HTMLCharset & Viewport

Charset and Viewport Meta Tags

Two meta tags belong on virtually every HTML page ever published: the character encoding declaration and the viewport tag. One controls how bytes turn into text; the other controls how your layout behaves on mobile devices.

Declaring the charset

HTML
<meta charset="UTF-8" />

This single line tells the browser which character encoding to use when turning the raw bytes of your HTML file into text. UTF-8 is the universal modern standard — it can represent virtually every character and emoji in every language, so there is essentially never a reason to use anything else today.

Why it must come first

Browsers need to know the encoding before they parse anything else that contains text — including the <title>. The HTML spec requires the charset meta tag to appear within the first 1024 bytes of the document, and the safest, simplest rule is: make it the very first child of <head>.

HTML
<!DOCTYPE html>
<html lang="en">
  <head>
    <meta charset="UTF-8" />
    <!-- everything else comes after -->
    <title>My Page</title>
  </head>
  <body>...</body>
</html>
Warning
If the charset is declared late, or is missing entirely, the browser may guess the wrong encoding and render "mojibake" — garbled text where accented characters, curly quotes, or emoji show up as boxes or strange symbol sequences.
The viewport meta tag

HTML
<meta name="viewport" content="width=device-width, initial-scale=1.0" />

Without this tag, mobile browsers assume your page was built for a desktop screen (traditionally around 980px wide) and shrink the whole layout down to fit, forcing users to pinch-zoom to read anything. The viewport tag opts your page into real responsive behavior.

Breaking down the values

Value

Meaning

width=device-width

Set the layout viewport's width to match the device's actual screen width in CSS pixels

initial-scale=1.0

Set the initial zoom level to 1:1 — one CSS pixel equals one viewport pixel

minimum-scale / maximum-scale

Optionally constrain how far a user can pinch-zoom (use sparingly)

user-scalable=no

Disables pinch-zoom entirely — avoid this, it is an accessibility problem

  • width=device-width makes your CSS media queries (min-width/max-width) match real device sizes.

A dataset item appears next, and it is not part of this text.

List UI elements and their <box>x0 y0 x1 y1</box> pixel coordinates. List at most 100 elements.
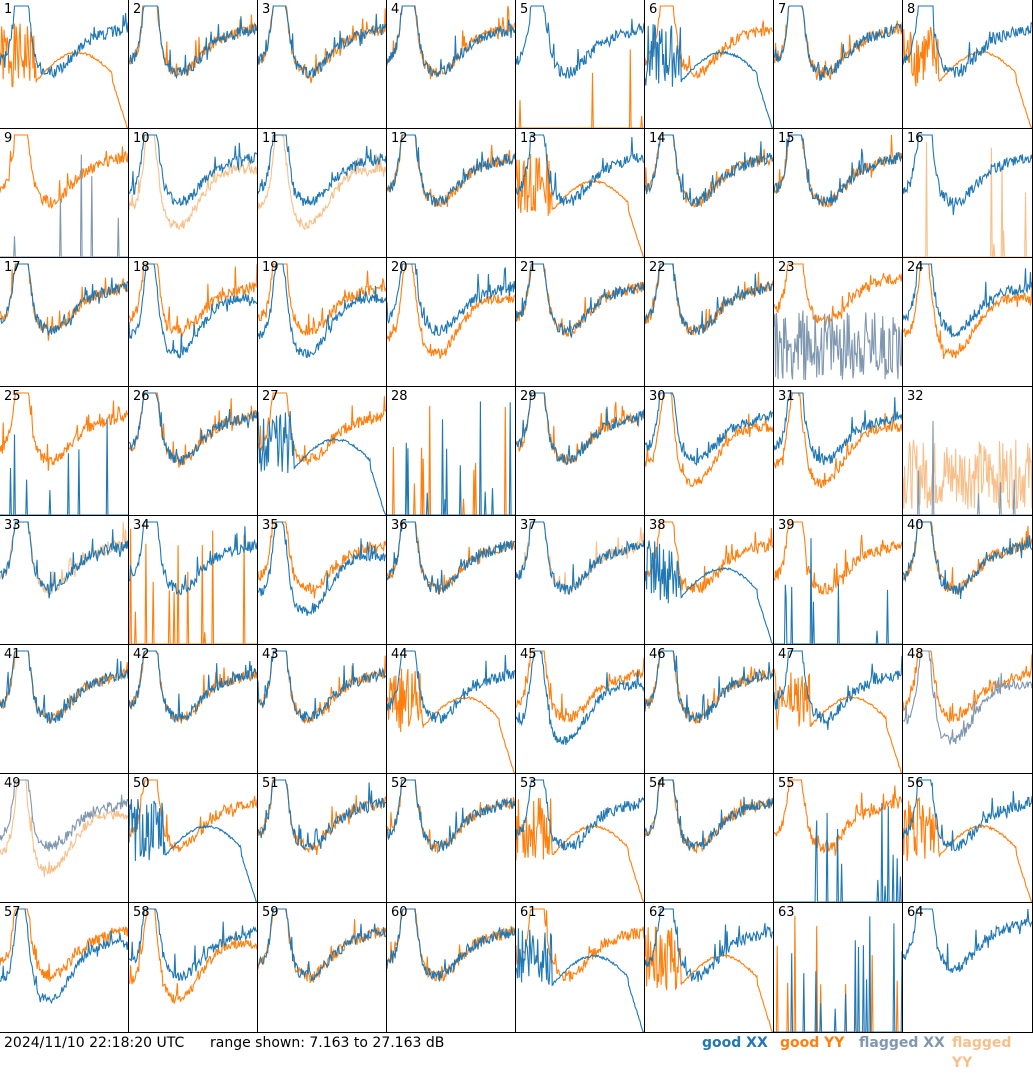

  • initial-scale=1.0 prevents the page from loading pre-zoomed out.

  • Together they are the foundation every responsive design relies on.

Warning
Avoid user-scalable=no or very restrictive maximum-scale values. Preventing zoom blocks low-vision users from enlarging text, which is both an accessibility failure and, in many jurisdictions, a compliance issue.
Note
Both tags are so foundational that most HTML boilerplate generators (and every framework starter template) include them by default — but it is worth understanding what each one actually does rather than copy-pasting blindly.